USAGov en Español
- Website type: E-government
- Available in: Spanish English (at USA.gov)
- Owner: U.S. General Services Administration
- Website: www.usa.gov/es/
- Commercial: No
- Launched: October 16, 2003
- Current status: Online
- Content license: Public domain

= USAGov en Español =

USAGov en Español (formerly GobiernoUSA.gov) is the official portal of the United States government in Spanish. It is the sister site of USA.gov, the official portal of the U.S. government in English.

USAGov en Español provides official U.S. government information and services in Spanish in a user-friendly way. It gives Spanish speakers access to government information and services, original content, email and social media channels.

It is not a direct translation of USA.gov, but is rather adapted to address the information needs of Spanish speakers. It does public outreach as well as community collaboration.

During natural disasters, USAGov en Español provides U.S. government information for Spanish speakers. In 2005, the portal aggregated official information in Spanish after Hurricane Katrina, offering information about federal and state benefits as well as assistance programs for disaster victims. The site adopted a similar response during the 2007 Southern California wildfires, which burned more than 1,500 homes.

USAGov en Español is part of the U.S. General Services Administration.

==History==
USAGov en Español is part of USA.gov. USA.gov links to federal agency websites and to state, local, and tribal government.

USAGov en Español was launched on October 16, 2003, to support Executive Order 13166, signed by President Bill Clinton in 2000, which requires federal agencies to provide information and services for people with limited English proficiency (LEP).

The portal ispart of an integrated outreach effort created to address the government information needs of the estimated 41 million U.S. residents who speak Spanish at home, or about 12% of the population, according to the U.S. Census Bureau.

The portal was initially called FirstGov En Español but was renamed GobiernoUSA.gov in 2007 to reflect that it is the federal government's website in Spanish. It was redesigned in the summer of 2010. On February 23, 2011, the portal rolled out a mobile version of the site. It was renamed to USAGov en Español in the fall of 2017.

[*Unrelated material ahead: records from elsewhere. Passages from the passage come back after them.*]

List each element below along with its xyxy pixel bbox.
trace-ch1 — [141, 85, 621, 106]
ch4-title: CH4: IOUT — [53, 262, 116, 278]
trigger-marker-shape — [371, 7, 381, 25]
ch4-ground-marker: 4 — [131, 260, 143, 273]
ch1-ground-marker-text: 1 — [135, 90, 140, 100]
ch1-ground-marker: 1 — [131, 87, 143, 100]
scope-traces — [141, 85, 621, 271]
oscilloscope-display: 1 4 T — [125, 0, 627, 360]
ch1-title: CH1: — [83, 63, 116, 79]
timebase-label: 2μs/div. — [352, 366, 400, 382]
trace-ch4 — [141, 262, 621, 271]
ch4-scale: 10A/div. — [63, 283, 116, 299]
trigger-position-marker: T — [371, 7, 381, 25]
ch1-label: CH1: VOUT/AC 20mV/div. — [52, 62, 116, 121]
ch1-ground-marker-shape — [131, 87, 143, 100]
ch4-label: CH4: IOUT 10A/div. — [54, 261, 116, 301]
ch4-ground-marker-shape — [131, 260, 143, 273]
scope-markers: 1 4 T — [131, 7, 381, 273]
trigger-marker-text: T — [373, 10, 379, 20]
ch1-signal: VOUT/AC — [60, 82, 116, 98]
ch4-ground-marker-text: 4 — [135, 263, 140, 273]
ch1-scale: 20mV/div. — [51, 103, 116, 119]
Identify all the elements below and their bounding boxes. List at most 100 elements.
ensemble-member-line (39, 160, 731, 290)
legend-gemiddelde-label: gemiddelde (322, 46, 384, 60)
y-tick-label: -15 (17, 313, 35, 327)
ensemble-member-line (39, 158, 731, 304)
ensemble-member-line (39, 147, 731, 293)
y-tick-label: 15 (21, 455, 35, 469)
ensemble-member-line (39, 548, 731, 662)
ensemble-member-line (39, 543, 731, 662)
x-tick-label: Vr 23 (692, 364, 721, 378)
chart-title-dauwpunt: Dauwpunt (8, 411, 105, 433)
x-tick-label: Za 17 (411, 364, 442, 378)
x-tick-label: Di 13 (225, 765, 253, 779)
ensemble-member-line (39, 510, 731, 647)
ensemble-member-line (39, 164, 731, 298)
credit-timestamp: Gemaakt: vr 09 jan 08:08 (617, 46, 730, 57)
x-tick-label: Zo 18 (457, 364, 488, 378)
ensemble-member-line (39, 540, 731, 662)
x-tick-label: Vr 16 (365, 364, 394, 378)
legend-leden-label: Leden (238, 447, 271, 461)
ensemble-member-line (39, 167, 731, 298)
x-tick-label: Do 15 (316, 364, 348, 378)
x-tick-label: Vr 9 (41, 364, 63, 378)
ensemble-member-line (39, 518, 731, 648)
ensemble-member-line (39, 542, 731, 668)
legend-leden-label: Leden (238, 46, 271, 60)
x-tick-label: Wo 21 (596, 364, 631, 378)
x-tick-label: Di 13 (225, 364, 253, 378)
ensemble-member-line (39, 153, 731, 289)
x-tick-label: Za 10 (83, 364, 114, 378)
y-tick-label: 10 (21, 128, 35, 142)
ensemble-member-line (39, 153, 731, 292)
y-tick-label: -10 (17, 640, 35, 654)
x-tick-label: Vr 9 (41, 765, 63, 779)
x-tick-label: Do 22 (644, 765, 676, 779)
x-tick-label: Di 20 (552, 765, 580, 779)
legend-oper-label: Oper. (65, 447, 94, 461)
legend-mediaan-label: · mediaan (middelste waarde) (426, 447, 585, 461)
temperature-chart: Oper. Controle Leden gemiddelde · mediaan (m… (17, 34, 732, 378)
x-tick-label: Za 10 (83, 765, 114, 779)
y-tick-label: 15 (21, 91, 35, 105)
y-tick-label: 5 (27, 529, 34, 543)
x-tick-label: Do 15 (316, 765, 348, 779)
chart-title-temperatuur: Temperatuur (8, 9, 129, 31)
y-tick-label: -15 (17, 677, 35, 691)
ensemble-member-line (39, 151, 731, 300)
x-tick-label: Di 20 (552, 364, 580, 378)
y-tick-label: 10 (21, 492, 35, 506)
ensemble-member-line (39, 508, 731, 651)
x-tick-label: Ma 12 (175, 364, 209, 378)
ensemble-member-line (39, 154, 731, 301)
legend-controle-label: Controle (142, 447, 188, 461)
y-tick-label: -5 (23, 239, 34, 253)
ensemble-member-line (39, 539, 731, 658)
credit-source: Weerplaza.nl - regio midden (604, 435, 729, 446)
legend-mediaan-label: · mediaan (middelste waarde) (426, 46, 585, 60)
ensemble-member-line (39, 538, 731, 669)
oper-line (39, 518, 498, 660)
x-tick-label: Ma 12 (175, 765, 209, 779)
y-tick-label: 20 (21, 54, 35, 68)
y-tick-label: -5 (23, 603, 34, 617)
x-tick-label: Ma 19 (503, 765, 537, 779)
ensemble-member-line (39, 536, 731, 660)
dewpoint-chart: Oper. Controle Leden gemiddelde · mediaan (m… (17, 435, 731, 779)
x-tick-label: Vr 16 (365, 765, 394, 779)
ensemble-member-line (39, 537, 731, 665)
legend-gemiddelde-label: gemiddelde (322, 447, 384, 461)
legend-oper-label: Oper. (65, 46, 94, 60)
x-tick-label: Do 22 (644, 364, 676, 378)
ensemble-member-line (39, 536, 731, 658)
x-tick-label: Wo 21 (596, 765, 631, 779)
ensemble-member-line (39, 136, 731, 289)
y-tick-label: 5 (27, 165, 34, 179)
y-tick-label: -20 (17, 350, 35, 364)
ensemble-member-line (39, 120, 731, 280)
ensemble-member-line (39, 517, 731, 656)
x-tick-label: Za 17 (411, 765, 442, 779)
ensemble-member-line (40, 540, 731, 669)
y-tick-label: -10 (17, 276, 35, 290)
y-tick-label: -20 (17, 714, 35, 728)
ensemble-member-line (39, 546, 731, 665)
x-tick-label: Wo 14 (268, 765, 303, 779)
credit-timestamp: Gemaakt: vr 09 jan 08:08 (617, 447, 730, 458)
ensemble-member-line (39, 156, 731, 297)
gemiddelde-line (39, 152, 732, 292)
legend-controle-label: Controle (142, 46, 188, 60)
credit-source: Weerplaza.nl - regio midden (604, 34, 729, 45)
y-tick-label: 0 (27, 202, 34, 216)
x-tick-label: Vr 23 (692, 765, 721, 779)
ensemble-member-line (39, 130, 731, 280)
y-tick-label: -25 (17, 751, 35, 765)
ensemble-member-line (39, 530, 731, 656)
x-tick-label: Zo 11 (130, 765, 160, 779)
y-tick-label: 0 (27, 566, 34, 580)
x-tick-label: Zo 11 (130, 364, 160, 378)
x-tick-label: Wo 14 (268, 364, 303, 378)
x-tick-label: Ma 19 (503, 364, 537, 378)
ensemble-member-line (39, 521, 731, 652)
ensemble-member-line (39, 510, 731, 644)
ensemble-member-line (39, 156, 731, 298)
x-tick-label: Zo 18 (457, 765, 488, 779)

Originally a directory of federal websites, the website now includes state and local government directories. It also offers online services and original content about government programs and services in Spanish. In 2008, USAGov en Español launched a social media outreach campaign where users can receive updates and interact with the government through Facebook, Twitter and YouTube.

==Features==

USAGov en Español offers a directory of federal, state and local resources in Spanish organized by topics in which users can find information. Additionally, the following features allow users to find information and services, and changes and new information.

- Original content: Users can read articles highlighting government programs and services. These articles feature interviews, video, and audio (with transcripts) with government officials on important topics such as immigration, education, health, and many others.
- Online services: Visitors can download and submit forms, perform searches, and find a large number of Spanish-language government services at the federal, state and local levels.
- Search engine: A search engine provides users official government search results in Spanish from federal, state and local government pages. The search capability is available from any page.
- Subscription services: Users can sign-up to receive free e-mail alerts and RSS feeds whenever information on the site is updated.
- Bi-directional toggle: Users can view the corresponding English page on USA.gov where applicable.
- Accessibility: USAGov en Español is accessible to all users.

==Outreach==

To reach Hispanic audiences online, USAGov en Español has an outreach program. This includes:

- Social networking services: Users can engage with USAGov en Español on Twitter and Facebook and watch official government videos in YouTube.
- Partnerships in the Hispanic community: USAGov en Español disseminates information through some Spanish-language websites, including Univision, MSN Latino, AOL Latino, Terra, and others.

==Federal web requirements, guidelines, and multilingual committee==

The portal attempts to preserve government information as outlined in the E-Government Act of 2002. It also follows policies set forth by the U.S. Office of Management and Budget Policy for Federal Public Websites.

USAGov en Español leads the Multilingual Community of Practice Websites Committee, a group of federal, state, and local web managers working to expand and improve digital content in languages other than English.